The image of a girl in mourning had been painted on one of the emergency doors of the famed Parisian venue, where 90 people were killed. It had been cut out and taken in 2019

"We have recovered the door stolen in the Bataclan with a Banksy work portraying a sad young girl," a senior Italian police officer told AFP in Teramo, adding the raid was conducted with French police.

The work was found in an abandoned farmhouse in the Abruzzo region, according to l'Aquila prosecutor Michele Renzo, who said further details would be provided at a press conference on Thursday.

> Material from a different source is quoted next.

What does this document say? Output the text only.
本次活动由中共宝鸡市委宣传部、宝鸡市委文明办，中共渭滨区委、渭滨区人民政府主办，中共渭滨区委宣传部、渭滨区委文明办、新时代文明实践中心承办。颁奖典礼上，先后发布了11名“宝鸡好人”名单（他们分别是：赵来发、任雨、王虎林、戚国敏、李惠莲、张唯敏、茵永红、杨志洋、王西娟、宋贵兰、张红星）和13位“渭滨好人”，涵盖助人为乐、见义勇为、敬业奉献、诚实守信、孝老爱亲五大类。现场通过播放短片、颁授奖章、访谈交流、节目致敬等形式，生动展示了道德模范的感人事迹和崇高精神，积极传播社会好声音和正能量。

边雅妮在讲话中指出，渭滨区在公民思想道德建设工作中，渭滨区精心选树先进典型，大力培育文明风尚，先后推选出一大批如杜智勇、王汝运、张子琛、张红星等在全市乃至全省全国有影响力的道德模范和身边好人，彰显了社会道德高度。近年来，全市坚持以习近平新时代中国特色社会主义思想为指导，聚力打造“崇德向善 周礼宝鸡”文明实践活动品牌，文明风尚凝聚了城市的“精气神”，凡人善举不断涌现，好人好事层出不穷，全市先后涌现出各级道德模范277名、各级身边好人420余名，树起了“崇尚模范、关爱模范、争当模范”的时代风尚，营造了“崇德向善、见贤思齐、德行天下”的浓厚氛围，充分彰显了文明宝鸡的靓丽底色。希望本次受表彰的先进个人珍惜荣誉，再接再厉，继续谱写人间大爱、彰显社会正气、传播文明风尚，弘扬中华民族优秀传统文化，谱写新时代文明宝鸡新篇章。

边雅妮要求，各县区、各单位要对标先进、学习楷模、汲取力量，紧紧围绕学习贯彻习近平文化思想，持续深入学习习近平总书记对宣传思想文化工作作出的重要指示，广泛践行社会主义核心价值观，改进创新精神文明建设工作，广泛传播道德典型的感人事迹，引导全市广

Works by Banksy, known for their distinctive style, irreverent humour and thought-provoking themes, have been found on walls, buildings and bridges from the West Bank to post-Hurricane Katrina New Orleans.

At auction, they have sold for more than $1 million.

Number of Banksy works stolen in Paris

The portion of the Bataclan door is not the only Banksy to have been stolen from Paris.

In 2018, the artist "blitzed" the French capital with murals during a whirlwind trip, which he said was to mark the 50th anniversary of the Paris student uprising of 1968.

After he appeared to authenticate eight of the Paris works on his Instagram account, it did not take long for thieves to strike. 

Works stolen included a mural of a businessman in a suit offering a dog a bone, having just sawed the animal's leg off.

Another was an image of a masked rat wielding a box cutter, which disappeared from outside the Pompidou Centre.

Banksy took on the rat as his avatar, a symbol of the vilified and downtrodden, in homage to Paris street artist Blek le Rat.

Blek started out in 1968 when a general strike by students and workers brought France to a halt. 

Some of the stolen works have since been recovered and fans have covered some of his Paris street art with Plexiglass to protect them. 

But one mural of a migrant girl was defaced with blue spray paint shortly after news of its discovery spread on social media.

Banksy is believed to have started out as a graffiti artist in London, although he has kept his identity a secret.

The most dramatic of his Paris 2018 creations was a pastiche of Jacques-Louis David's "Napoleon Crossing the Alps", with Bonaparte wrapped in a red niqab. It appeared on a wall in an ethnically mixed district of northern Paris.